Christmas was a very difficult holiday to get through, as not only was her husband gone for the first time, but she was not able to give her children all the things she had wanted. Ms. Buchleitner felt horrible, but then her son reminded her that they supported their mother, knew what she was trying to accomplish for not only herself, but them, and said it was a great Christmas. Ms. Buchleitner was proud of her son and knew that she and her husband has raised her children right.
Ms. Buchleitner began LPN training at WB Vo–Tech in March of 2013. She loved the training, as it kept her busy, however it was a lot to deal with as she was also involved in several community activities with her children. She was having a hard time finding a balance but managed to do so with the help of her children. Ms. Buchleitner was able to maintain her GPA and continue activities, but she continued to struggle financially, emotionally, and mentally. She always made sure her children were taken care of, and they admired their mother and supported her as much as they could.
During break, the Scranton Lackawanna Human Development Agency began to help Ms. Buchleitner look for employment, and she was hired part-time at Golden Living as a CNA. Things seemed to be looking up, and then winter hit. Maria began to struggle to pay her heating bills, so she was referred to several different social service agencies in order to get help.

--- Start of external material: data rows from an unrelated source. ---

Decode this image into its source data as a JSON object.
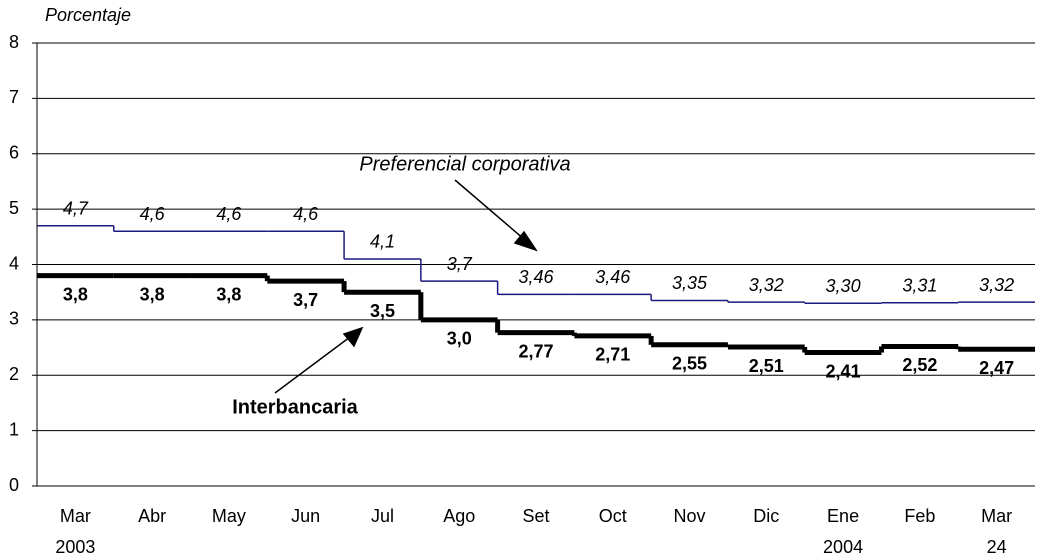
{
  "chart_data": {
    "type": "step",
    "y_label": "Porcentaje",
    "categories": [
      "Mar",
      "Abr",
      "May",
      "Jun",
      "Jul",
      "Ago",
      "Set",
      "Oct",
      "Nov",
      "Dic",
      "Ene",
      "Feb",
      "Mar"
    ],
    "category_sublabels": [
      "2003",
      null,
      null,
      null,
      null,
      null,
      null,
      null,
      null,
      null,
      "2004",
      null,
      "24"
    ],
    "ylim": [
      0,
      8
    ],
    "yticks": [
      0,
      1,
      2,
      3,
      4,
      5,
      6,
      7,
      8
    ],
    "grid": true,
    "series": [
      {
        "name": "Preferencial corporativa",
        "color": "#1a1a80",
        "values": [
          4.7,
          4.6,
          4.6,
          4.6,
          4.1,
          3.7,
          3.46,
          3.46,
          3.35,
          3.32,
          3.3,
          3.31,
          3.32
        ],
        "value_labels": [
          "4,7",
          "4,6",
          "4,6",
          "4,6",
          "4,1",
          "3,7",
          "3,46",
          "3,46",
          "3,35",
          "3,32",
          "3,30",
          "3,31",
          "3,32"
        ]
      },
      {
        "name": "Interbancaria",
        "color": "#000000",
        "values": [
          3.8,
          3.8,
          3.8,
          3.7,
          3.5,
          3.0,
          2.77,
          2.71,
          2.55,
          2.51,
          2.41,
          2.52,
          2.47
        ],
        "value_labels": [
          "3,8",
          "3,8",
          "3,8",
          "3,7",
          "3,5",
          "3,0",
          "2,77",
          "2,71",
          "2,55",
          "2,51",
          "2,41",
          "2,52",
          "2,47"
        ]
      }
    ]
  }
}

Ms. Buchleitner graduated in June of 2014, passed her boards in July, and was officially a LPN. Her job search was challenging, as she needed a day shift job. The doors opened wide for her when Ms. Barbra Sankar, the job developer, reported that the Jewish Home was looking for a full-time, day shift nurse. In August, Ms. Buchleitner was employed by the Jewish Home. She continues to work for the Jewish Home, take care of her children, coach, and support the community. She even restarted the process of building her new home which had been put on hold following the death of her husband. She wants her children to be happy, and she wants to continue to be part of the community giving back, whether it be through coaching a cheerleading team or just holding someone’s hand to let them know that someone cares.